Question is simple: are we staying with all-for-one/ one-for-all approach or we reverting to permissive behavior?
Can you elaborate in which test case this patch creates a problem? Just curious why the route addition fails in the first place.
If snd_soc_instantiate_card fails so does any test, really. Red wall was easy to spot even for a hungry developer : )
Our cnl_rt274 board declares several routes, yet our topology does not provide necessary info for all of them. And thus, addition of some routes fails. This was fine till now. That's also why I'd mentioned in the very first sentence: it might be simply a board issue. Maybe we should have never abused permissive behavior in the first place.

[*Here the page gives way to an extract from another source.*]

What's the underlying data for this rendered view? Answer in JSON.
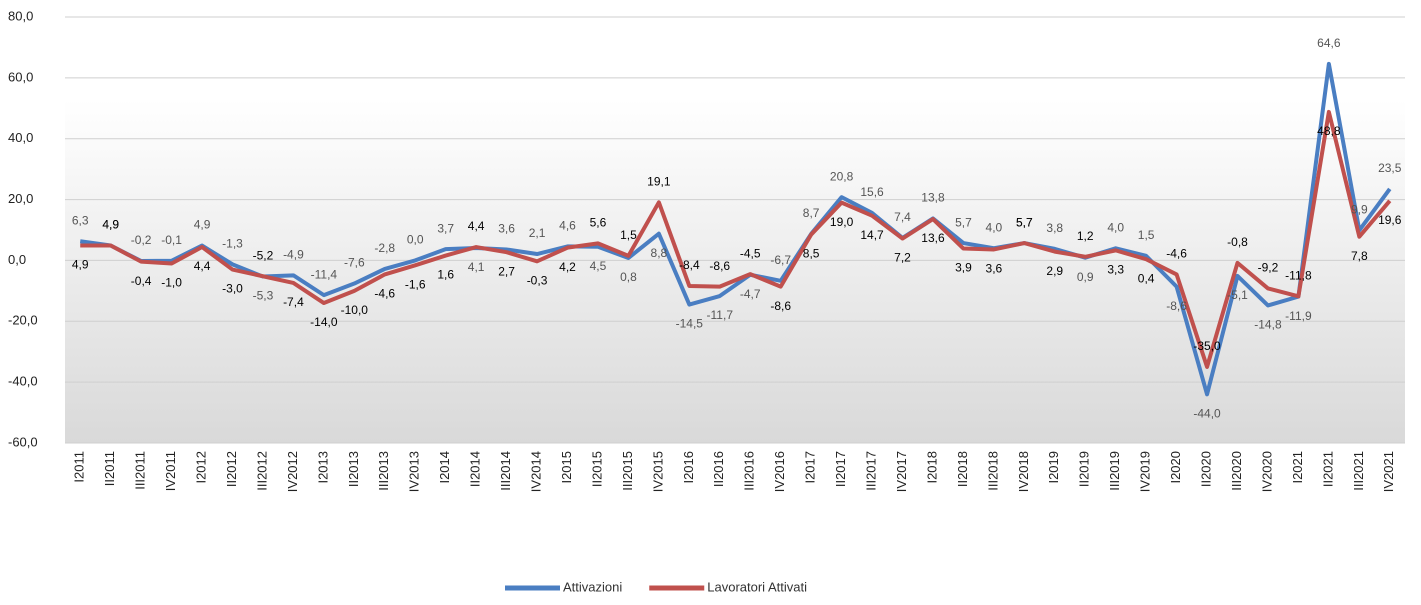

Yep, and that driver is not upstream as well so Intel can't complain here...
??
It's not about complaining, rather starting a discussion. If I were using boards with topology not fully matching its board equivalent (because if has never been required of me) then there may be others who did the exact same trick. Your card won't be enumerated now == change of behavior.
Board bxt_rt298 is upstreamed and the exact same failures could be reproduced since topology has something to say here too..
That's different. For bxt_rt298 there is a topology that was released, and if it's incorrect it should be fixed. I *hope* we are not going to see such regressions with SKL/KBL Chromebooks, that would be more of a problem since there are more users.